Dance the Dance

Image by Andre Hunter

So, I’m sitting in Starbuck’s working on a Mss. While waiting for my car to be detailed.  As always, Starbuck’s has music playing, and it is contagious. Instead of tapping the computer keys, my fingers tap counterpoint to the drums on the coffee cup – you know the kind, a lid with its little, rounded rectangular hole you sip your personal complication of coffee you have invented or they have invented for you, you know, not just cawf-fee, your name and order printed on the side, in my case, “Mike” with nothing fancy but extraordinarily ordinary, double shot of espresso with latte no foam – and so my fingers tap the fantasy of leaping up and dancing and what would everybody think if I dared to do that?

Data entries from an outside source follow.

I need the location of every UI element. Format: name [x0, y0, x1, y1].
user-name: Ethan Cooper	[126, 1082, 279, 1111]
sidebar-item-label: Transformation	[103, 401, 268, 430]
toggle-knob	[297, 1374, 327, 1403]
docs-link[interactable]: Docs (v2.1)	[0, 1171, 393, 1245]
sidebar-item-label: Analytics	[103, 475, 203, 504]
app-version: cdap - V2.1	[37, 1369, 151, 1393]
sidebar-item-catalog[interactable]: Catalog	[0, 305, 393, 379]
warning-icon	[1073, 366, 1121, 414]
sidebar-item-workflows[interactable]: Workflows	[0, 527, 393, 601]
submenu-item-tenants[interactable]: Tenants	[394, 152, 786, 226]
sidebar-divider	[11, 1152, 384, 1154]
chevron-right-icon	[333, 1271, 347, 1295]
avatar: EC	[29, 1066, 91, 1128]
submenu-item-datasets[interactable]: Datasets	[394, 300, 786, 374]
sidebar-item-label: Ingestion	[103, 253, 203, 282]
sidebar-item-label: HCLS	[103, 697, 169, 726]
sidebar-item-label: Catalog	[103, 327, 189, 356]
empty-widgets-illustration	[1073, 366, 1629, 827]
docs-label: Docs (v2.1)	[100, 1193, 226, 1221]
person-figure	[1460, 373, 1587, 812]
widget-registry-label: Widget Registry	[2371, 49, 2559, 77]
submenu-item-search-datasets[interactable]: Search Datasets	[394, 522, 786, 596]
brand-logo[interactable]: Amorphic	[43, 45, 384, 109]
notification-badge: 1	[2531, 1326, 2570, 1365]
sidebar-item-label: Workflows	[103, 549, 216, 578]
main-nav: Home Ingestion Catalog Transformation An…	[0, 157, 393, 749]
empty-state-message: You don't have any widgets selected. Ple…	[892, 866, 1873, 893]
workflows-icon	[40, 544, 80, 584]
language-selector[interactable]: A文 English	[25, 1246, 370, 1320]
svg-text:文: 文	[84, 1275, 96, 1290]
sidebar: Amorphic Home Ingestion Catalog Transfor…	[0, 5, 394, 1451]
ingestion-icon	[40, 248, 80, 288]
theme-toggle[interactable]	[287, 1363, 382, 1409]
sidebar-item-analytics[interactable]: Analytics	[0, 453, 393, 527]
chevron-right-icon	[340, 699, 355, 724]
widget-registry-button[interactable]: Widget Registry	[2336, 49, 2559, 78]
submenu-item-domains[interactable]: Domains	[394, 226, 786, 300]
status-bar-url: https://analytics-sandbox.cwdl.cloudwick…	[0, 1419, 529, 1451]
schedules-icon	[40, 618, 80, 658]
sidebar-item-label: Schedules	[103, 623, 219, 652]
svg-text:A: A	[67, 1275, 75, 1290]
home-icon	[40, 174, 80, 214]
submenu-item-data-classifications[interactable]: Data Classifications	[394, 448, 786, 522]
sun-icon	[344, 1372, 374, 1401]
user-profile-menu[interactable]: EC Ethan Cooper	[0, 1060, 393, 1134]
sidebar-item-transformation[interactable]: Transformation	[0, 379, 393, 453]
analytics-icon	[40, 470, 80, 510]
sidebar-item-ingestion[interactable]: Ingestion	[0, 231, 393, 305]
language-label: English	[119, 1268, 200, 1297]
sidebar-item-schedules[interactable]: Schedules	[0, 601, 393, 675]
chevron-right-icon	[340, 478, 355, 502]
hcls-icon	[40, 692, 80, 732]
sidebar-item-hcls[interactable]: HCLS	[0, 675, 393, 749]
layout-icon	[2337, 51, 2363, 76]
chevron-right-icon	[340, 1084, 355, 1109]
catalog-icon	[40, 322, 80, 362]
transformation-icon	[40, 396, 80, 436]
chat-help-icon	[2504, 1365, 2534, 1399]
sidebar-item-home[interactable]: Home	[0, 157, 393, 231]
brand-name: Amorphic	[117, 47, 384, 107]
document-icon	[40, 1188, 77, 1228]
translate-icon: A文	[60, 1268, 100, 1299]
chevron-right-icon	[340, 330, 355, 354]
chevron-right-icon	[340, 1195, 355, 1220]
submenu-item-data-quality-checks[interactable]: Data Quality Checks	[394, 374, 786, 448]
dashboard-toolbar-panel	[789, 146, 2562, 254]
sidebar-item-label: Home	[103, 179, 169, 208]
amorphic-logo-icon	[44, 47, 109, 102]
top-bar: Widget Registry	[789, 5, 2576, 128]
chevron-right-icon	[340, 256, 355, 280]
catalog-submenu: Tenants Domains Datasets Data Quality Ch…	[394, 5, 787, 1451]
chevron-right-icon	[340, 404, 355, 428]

What would it take to get them to dance?

The movie in my mind starts its reel, and I see them leaping up and dancing, the clerks taking orders and collecting money, the baristas calling the Jaime’s and the Preston’s and the María’s, their names becoming the lyrics of the Starbuck Song blasting everyone out the doors to Vermont Avenue and soon all Vermont is dancing and traffic stops and people pop out of their cars and dance and then it’s not just Vermont but Western and Normandie and Wilton and Wilcox and Hollywood and Sunset and Los Angeles, the whole world of North and South, East and West and all about the town, all dancing!

And then the music stops, and with it, my fingers and my movie. But I know in the lull before the next song there is a waiting within the sippers and the  tappers and the texters and the talkers,  indeed, all of us, for that one, Magic Song to leap us to our feet and dance Lennon’s All the People.  All of us! Dancing, dancing, dancing!